Corona-Impfung deutlich weniger wirksam als angenommen: Hat das RKI getrickst?
Das ist Wasser auf den Mühlen von Impfskeptikern – was ist dran an den Vorwürfen?

Es ist wie Wasser auf den Mühlen von Impfskeptikern: Das Robert-Koch-Institut (RKI) hat in ihrem jüngsten Wochenbericht die Wirksamkeit der Impfungen gegen das Coronavirus deutlich nach unten korrigiert. Um bis zu sechs Prozent ist demnach der Wert gesunken. Allerdings liegt die Schutzwirkung vor allem gegen schwerste oder gar tödliche Verläufe sehr hoch. Bei über 60-Jährigen betrage die Wirksamkeit gegen den Corona-Tod bei 88 statt vorher angegeben bei 93 Prozent. Bei den schweren Verläufen korrigierte das RKI die Zahl von 95 auf 89 Prozent.
Corona-Impfstatus nicht bekannt: RKI setzte Rechentrick ein
Aber wie ist die Korrektur zustande gekommen? Offenbar gab es eine Datenlücke bei der Erfassung des Impfstatus von Patienten, die an Corona erkrankt waren. Im Laufe der Monate wurden die Daten präziser gemeldet, sodass das RKI die Wirksamkeit nunmehr wirklichkeitsnäher erfasst. Allerdings hatte sich das RKI zuvor für einen Trick entschieden, der die Zahlen verfälscht hatte: War der Impfstatus nicht bekannt, tat man so, als wären die Leute ungeimpft. Dadurch schien es, dass deutlich mehr Fälle bei Ungeimpften auftraten, und Fälle von Impfdurchbrüchen wurden künstlich heruntergerechnet. Sauber ist das nicht, und die Korrektur war überfällig.

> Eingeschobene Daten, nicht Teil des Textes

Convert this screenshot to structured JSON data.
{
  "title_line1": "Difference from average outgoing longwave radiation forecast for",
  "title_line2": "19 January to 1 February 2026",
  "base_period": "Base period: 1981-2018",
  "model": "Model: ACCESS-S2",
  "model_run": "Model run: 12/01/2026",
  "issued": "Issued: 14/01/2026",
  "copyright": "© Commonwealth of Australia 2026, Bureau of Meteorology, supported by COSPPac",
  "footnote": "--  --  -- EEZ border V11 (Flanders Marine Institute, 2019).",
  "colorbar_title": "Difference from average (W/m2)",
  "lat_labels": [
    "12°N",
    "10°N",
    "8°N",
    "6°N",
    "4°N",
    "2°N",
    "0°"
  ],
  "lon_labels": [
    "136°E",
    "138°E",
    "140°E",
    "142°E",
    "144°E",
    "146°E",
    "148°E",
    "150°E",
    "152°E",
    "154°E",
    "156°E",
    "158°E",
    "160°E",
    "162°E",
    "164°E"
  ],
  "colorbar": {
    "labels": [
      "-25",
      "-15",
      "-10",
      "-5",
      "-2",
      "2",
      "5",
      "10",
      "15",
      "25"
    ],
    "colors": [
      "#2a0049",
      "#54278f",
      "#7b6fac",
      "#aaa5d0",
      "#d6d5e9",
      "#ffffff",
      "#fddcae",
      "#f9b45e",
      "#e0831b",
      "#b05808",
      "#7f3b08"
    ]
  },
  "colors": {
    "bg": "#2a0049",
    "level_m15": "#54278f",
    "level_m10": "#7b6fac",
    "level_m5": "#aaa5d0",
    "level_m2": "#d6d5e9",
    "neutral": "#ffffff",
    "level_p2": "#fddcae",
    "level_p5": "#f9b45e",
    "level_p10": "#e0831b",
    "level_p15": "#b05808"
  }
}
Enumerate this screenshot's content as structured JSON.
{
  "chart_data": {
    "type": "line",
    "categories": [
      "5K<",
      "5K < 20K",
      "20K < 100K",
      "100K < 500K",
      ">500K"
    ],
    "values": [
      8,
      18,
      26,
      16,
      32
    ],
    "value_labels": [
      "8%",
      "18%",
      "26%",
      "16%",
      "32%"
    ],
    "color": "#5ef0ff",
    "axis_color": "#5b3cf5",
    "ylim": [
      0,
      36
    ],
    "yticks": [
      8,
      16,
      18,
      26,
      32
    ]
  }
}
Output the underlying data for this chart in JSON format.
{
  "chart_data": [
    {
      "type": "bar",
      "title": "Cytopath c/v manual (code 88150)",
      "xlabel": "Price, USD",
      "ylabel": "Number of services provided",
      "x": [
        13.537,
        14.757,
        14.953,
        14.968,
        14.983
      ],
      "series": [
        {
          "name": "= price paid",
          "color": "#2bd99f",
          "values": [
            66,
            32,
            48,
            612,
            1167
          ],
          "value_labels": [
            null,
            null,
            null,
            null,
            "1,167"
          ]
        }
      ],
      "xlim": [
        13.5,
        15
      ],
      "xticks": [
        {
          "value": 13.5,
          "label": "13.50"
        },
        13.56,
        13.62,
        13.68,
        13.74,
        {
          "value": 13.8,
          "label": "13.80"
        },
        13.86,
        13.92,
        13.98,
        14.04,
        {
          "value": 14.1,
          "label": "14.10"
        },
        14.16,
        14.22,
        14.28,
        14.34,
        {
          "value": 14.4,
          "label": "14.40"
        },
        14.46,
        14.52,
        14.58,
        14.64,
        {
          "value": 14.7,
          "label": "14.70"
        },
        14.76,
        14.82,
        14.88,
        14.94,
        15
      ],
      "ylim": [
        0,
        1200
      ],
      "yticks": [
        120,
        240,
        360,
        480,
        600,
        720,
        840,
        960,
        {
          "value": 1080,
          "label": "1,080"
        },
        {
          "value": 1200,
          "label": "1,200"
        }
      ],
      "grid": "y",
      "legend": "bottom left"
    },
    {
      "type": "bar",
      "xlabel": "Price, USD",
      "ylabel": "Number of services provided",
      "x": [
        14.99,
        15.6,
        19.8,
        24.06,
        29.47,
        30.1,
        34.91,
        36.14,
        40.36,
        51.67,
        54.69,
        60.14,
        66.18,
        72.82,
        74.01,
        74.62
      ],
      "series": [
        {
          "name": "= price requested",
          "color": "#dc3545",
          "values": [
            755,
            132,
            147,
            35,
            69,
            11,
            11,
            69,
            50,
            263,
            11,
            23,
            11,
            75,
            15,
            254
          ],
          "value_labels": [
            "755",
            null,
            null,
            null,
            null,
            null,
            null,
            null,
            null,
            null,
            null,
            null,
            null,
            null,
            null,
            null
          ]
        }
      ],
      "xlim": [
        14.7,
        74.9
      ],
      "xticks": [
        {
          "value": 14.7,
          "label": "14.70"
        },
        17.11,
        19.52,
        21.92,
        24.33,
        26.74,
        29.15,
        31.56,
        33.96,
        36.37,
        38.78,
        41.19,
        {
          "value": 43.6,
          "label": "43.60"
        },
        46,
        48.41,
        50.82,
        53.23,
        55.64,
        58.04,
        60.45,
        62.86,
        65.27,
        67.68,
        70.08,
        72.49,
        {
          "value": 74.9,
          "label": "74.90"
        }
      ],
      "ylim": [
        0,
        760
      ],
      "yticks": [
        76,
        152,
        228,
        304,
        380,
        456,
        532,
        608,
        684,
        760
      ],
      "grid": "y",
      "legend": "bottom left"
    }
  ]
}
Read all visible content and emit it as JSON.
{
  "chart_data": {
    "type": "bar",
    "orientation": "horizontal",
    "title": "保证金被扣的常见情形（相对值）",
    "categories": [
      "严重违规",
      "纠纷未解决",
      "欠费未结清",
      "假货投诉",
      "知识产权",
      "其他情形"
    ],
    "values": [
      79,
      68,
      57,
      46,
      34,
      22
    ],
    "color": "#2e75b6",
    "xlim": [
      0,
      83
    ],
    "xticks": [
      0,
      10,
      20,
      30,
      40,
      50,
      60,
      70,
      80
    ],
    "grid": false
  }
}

Gesundheitspolitiker Karl Lauterbach, der als möglicher künftiger SPD-Bundesgesundheitsminister im Gespräch ist, ordnet die Nachricht auf Twitter ein und kritisiert „Rechenfehler mit Übertreibung der Wirkung“, die er als „unangenehm unnötig“ empfinde. Trotzdem sei die Impfwirkung „hoch genug, um jedem die Impfung uneingeschränkt empfehlen zu können. Insbesondere vor schwerer Krankheit und Tod ist der Schutz fantastisch hoch“.
RKI warnt vor Doppelbelastung durch Grippe und Covid im Herbst und Winter
Angesicht der weiterhin unzureichenden Impfquote in Deutschland von gerade einmal 65 Prozent droht im Herbst und Winter eine Doppelbelastung des Gesundheitssystems durch Grippe und Covid-19. Davor warnt der RKI-Präsident Lothar Wieler. Es gelte zu verhindern, dass zu viele Fälle der beiden Erkrankungen parallel versorgt werden müssen, sagte Wieler am Mittwoch in Berlin. „Wenn viele Covid-19- und viele Grippe-Erkrankte gleichzeitig auftreten, dann werden die Krankenhäuser massiv belastet.“ Dies wäre auch gefährlich für andere Patienten, die die Krankenhausbetten benötigten. Ein solches Szenario lasse sich am besten mit Impfungen und dem Tragen von Masken, Abstand halten, Hygiene, Lüften und Nutzen der Corona-Warn-App vermeiden, betonte Wieler.
Es sei zwar grundsätzlich nicht vorhersehbar, wie schwer eine Grippewelle verlaufen werde, erklärte der RKI-Chef. Mit einer Zunahme der Covid-19-Fallzahlen sei allerdings zu rechnen. Beide Krankheiten seien insbesondere für ältere und chronisch Kranke ein Risiko. Die Grippe-Impfung wird in Deutschland bestimmten Gruppen wie über 60-Jährigen empfohlen – und Menschen, die etwa beruflich mit diesen Gruppen zu tun haben. Aber auch alle anderen könnten sich nach Rücksprache mit Ärzten impfen lassen, sagte Wieler. Die Corona-Impfung wird allen ab zwölf Jahren empfohlen – der Chef der Gesundheitsbehörde rief erneut dazu auf, dieses Angebot wahrzunehmen.